Our biggest disappointment was the failure of the General Assembly to support the independence of the Independent Ethics Commission, which has jurisdiction over legislators, in HB16-1216 (Facilitate Administration of IEC). The centerpiece of this bill was to remove the Attorney General’s office from providing legal counsel to the IEC and instead authorize and fund a separate, independent, in-house attorney for the IEC to support its mission as ethics arbiter for all state government. Legislative sponsors (Rep. McCann/Sen. Steadman) worked with stakeholders across the political spectrum and both the Secretary of State and Attorney General offices testified in support of the bill. Nevertheless, after passing the Colorado House, the bill was killed without explanation on a party-line vote in Senate committee.
A similar fate was met by SB16-37 (Public Access to Digitally Stored Data under CORA). Ethics Watch was part of a group of stakeholders who worked with the legislative sponsors (Sen. Kefalas/Rep. Pabon) to address the problem of government agents refusing to provide digitally stored documents and data in electronic form when processing Colorado Open Records Act requests. As we highlighted in our 21st Century Sunshine report, CORA provisions are in desperate need of updating to reflect the modern technological age of public record generation and storage. Despite testimony from a range of organizations across the political spectrum in favor of the bill, it was killed in its first committee hearing in the Senate, where legislators stated concerns about how the bill would affect CORA requests on legislators. We will participate in an official working group convened by the Secretary of State’s office this summer to craft solutions to this problem for future legislation.
Finally, our attempt to prevent a minor loophole in campaign finance public disclosure from becoming a major problem was stymied when HB16-1343 (Disclosure of Party Communication Activity) was killed in Senate State Affairs Committee. This bill would have required public disclosure and “paid for by” statements for ads that are run in the final weeks of an election to support or oppose a political party or candidates from one political party and spending at any time of the year that urges the viewer to vote for or against candidates from a particular political party. The wording of current law in Colorado only triggers these transparency requirements when a specific candidate is named, thereby creating a loophole for groups wishing to remain in the shadows while trying to influence voters to vote for one party’s ticket.
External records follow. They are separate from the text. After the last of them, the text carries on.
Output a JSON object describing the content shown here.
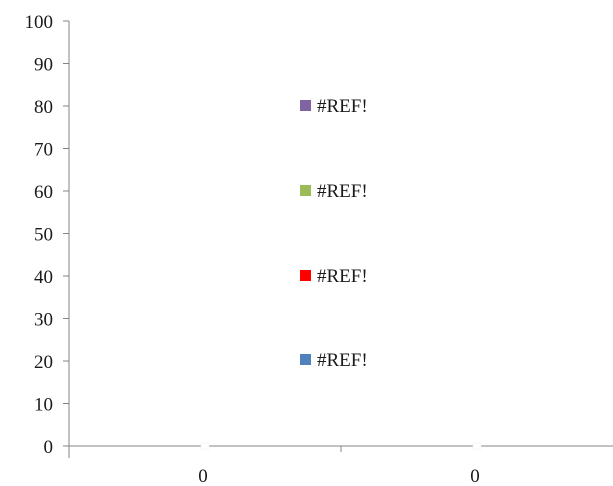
{
  "chart_data": {
    "type": "scatter",
    "title": "",
    "xlabel": "",
    "ylabel": "",
    "ylim": [
      0,
      100
    ],
    "y_ticks": [
      "0",
      "10",
      "20",
      "30",
      "40",
      "50",
      "60",
      "70",
      "80",
      "90",
      "100"
    ],
    "x_tick_labels": [
      "0",
      "0"
    ],
    "grid": false,
    "legend_placement": "center",
    "legend": [
      {
        "label": "#REF!",
        "color": "#8064A2"
      },
      {
        "label": "#REF!",
        "color": "#9BBB59"
      },
      {
        "label": "#REF!",
        "color": "#FF0000"
      },
      {
        "label": "#REF!",
        "color": "#4F81BD"
      }
    ]
  }
}
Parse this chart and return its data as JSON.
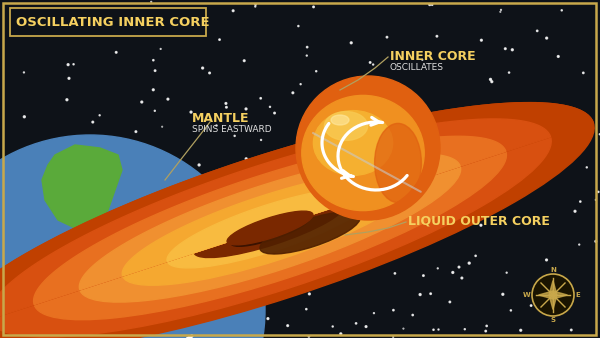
{
  "bg_color": "#0e1218",
  "border_color": "#c8a84b",
  "title": "OSCILLATING INNER CORE",
  "title_color": "#f5d060",
  "title_box_bg": "#0e1218",
  "star_color": "#ffffff",
  "earth_blue": "#4a80b8",
  "earth_green": "#5aaa3a",
  "mantle_c1": "#c04000",
  "mantle_c2": "#d85010",
  "mantle_c3": "#e87020",
  "mantle_c4": "#f09030",
  "mantle_c5": "#f5a830",
  "mantle_c6": "#f8bb40",
  "mantle_hole": "#7a2800",
  "mantle_edge": "#a03500",
  "ic_base": "#e06010",
  "ic_mid": "#f09020",
  "ic_light": "#f5b030",
  "ic_highlight": "#f8c850",
  "ic_shadow": "#502000",
  "ic_shine_line": "#d0d0d0",
  "arrow_color": "#ffffff",
  "label_main": "#f5d060",
  "label_sub": "#e0e0e0",
  "leader_color": "#b0a060",
  "compass_color": "#c8a84b",
  "compass_bg": "#1a1400",
  "mantle_label": "MANTLE",
  "mantle_sublabel": "SPINS EASTWARD",
  "inner_core_label": "INNER CORE",
  "inner_core_sublabel": "OSCILLATES",
  "outer_core_label": "LIQUID OUTER CORE"
}
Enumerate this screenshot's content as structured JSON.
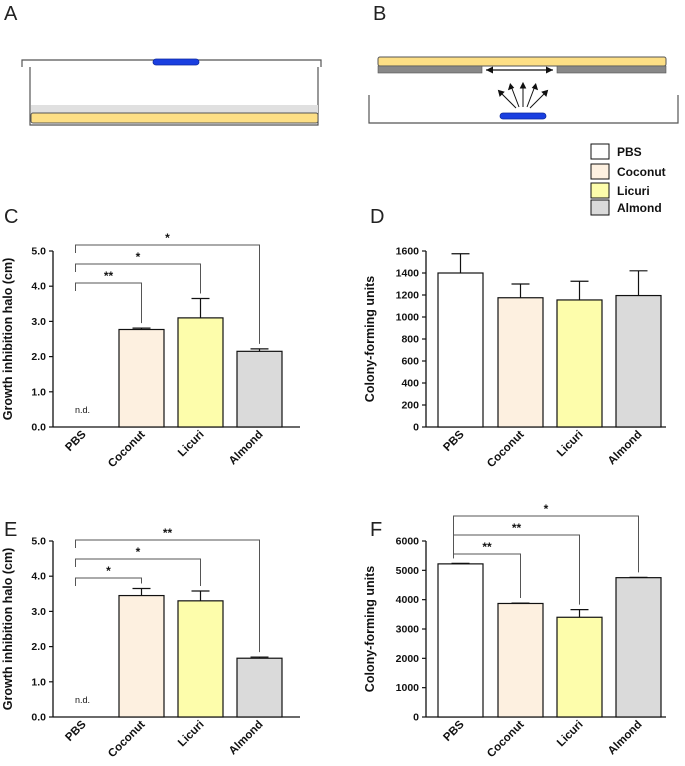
{
  "panels": {
    "A": "A",
    "B": "B",
    "C": "C",
    "D": "D",
    "E": "E",
    "F": "F"
  },
  "colors": {
    "PBS": "#ffffff",
    "Coconut": "#fdf0e0",
    "Licuri": "#fdfdab",
    "Almond": "#dadada",
    "agar": "#fddf85",
    "disk": "#1a3fe0",
    "membrane": "#888888",
    "layer": "#e0e0e0"
  },
  "legend": [
    {
      "label": "PBS",
      "key": "PBS"
    },
    {
      "label": "Coconut",
      "key": "Coconut"
    },
    {
      "label": "Licuri",
      "key": "Licuri"
    },
    {
      "label": "Almond",
      "key": "Almond"
    }
  ],
  "chart_data": [
    {
      "id": "C",
      "type": "bar",
      "categories": [
        "PBS",
        "Coconut",
        "Licuri",
        "Almond"
      ],
      "values": [
        0,
        2.77,
        3.1,
        2.15
      ],
      "errors": [
        0,
        0.04,
        0.55,
        0.07
      ],
      "ylabel": "Growth inhibition halo (cm)",
      "ylim": [
        0,
        5
      ],
      "yticks": [
        0,
        1,
        2,
        3,
        4,
        5
      ],
      "tick_decimals": 1,
      "annotations": [
        {
          "text": "n.d.",
          "category": "PBS"
        }
      ],
      "significance": [
        {
          "from": "PBS",
          "to": "Coconut",
          "label": "**"
        },
        {
          "from": "PBS",
          "to": "Licuri",
          "label": "*"
        },
        {
          "from": "PBS",
          "to": "Almond",
          "label": "*"
        }
      ]
    },
    {
      "id": "D",
      "type": "bar",
      "categories": [
        "PBS",
        "Coconut",
        "Licuri",
        "Almond"
      ],
      "values": [
        1400,
        1175,
        1155,
        1195
      ],
      "errors": [
        175,
        125,
        170,
        225
      ],
      "ylabel": "Colony-forming units",
      "ylim": [
        0,
        1600
      ],
      "yticks": [
        0,
        200,
        400,
        600,
        800,
        1000,
        1200,
        1400,
        1600
      ],
      "tick_decimals": 0,
      "annotations": [],
      "significance": []
    },
    {
      "id": "E",
      "type": "bar",
      "categories": [
        "PBS",
        "Coconut",
        "Licuri",
        "Almond"
      ],
      "values": [
        0,
        3.45,
        3.3,
        1.67
      ],
      "errors": [
        0,
        0.2,
        0.28,
        0.03
      ],
      "ylabel": "Growth inhibition halo (cm)",
      "ylim": [
        0,
        5
      ],
      "yticks": [
        0,
        1,
        2,
        3,
        4,
        5
      ],
      "tick_decimals": 1,
      "annotations": [
        {
          "text": "n.d.",
          "category": "PBS"
        }
      ],
      "significance": [
        {
          "from": "PBS",
          "to": "Coconut",
          "label": "*"
        },
        {
          "from": "PBS",
          "to": "Licuri",
          "label": "*"
        },
        {
          "from": "PBS",
          "to": "Almond",
          "label": "**"
        }
      ]
    },
    {
      "id": "F",
      "type": "bar",
      "categories": [
        "PBS",
        "Coconut",
        "Licuri",
        "Almond"
      ],
      "values": [
        5220,
        3870,
        3400,
        4750
      ],
      "errors": [
        20,
        15,
        260,
        10
      ],
      "ylabel": "Colony-forming units",
      "ylim": [
        0,
        6000
      ],
      "yticks": [
        0,
        1000,
        2000,
        3000,
        4000,
        5000,
        6000
      ],
      "tick_decimals": 0,
      "annotations": [],
      "significance": [
        {
          "from": "PBS",
          "to": "Coconut",
          "label": "**"
        },
        {
          "from": "PBS",
          "to": "Licuri",
          "label": "**"
        },
        {
          "from": "PBS",
          "to": "Almond",
          "label": "*"
        }
      ]
    }
  ]
}
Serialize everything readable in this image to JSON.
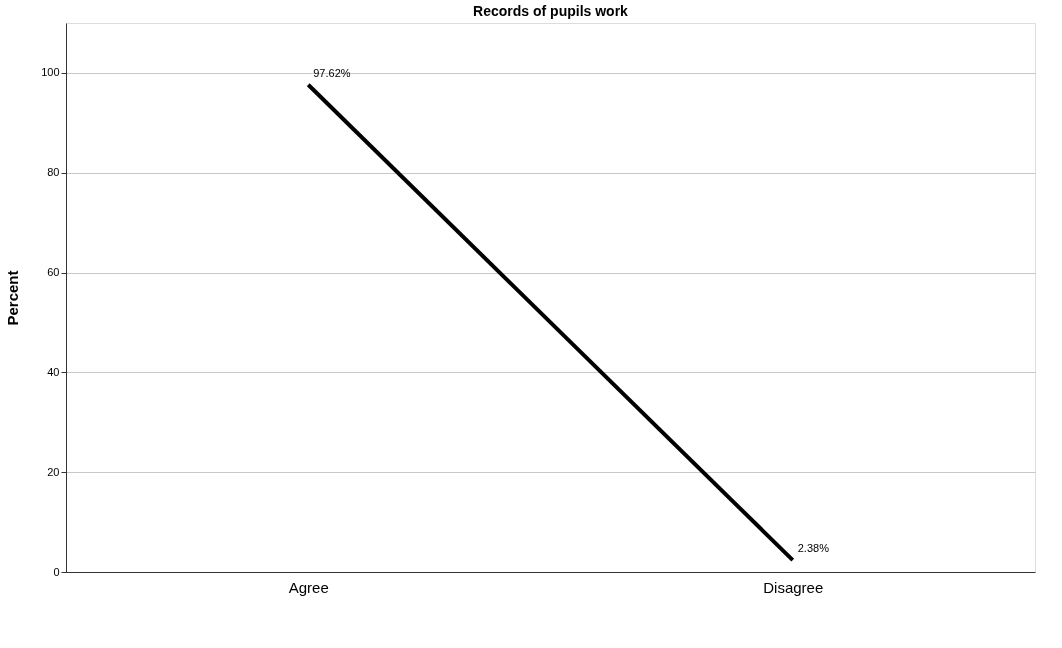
{
  "chart_data": {
    "type": "line",
    "title": "Records of pupils work",
    "ylabel": "Percent",
    "categories": [
      "Agree",
      "Disagree"
    ],
    "series": [
      {
        "color": "#000000",
        "values": [
          97.62,
          2.38
        ],
        "value_labels": [
          "97.62%",
          "2.38%"
        ]
      }
    ],
    "ylim": [
      0,
      110
    ],
    "yticks": [
      0,
      20,
      40,
      60,
      80,
      100
    ],
    "grid": "y",
    "line_style": "solid",
    "legend": false
  }
}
Legislative sponsors (Reps. Kagan & Becker/Sen. Carroll) passed the bill through the Colorado House, but the Senate State Affairs Committee killed it on a party-line vote without much discussion.
The reluctance of the General Assembly to pass legislation that increases the transparency and accountability of the legislative branch operations and campaigns to the voters is troubling. This is the reason why many ethics, money in politics and sunshine laws are passed directly by the people through ballot measures.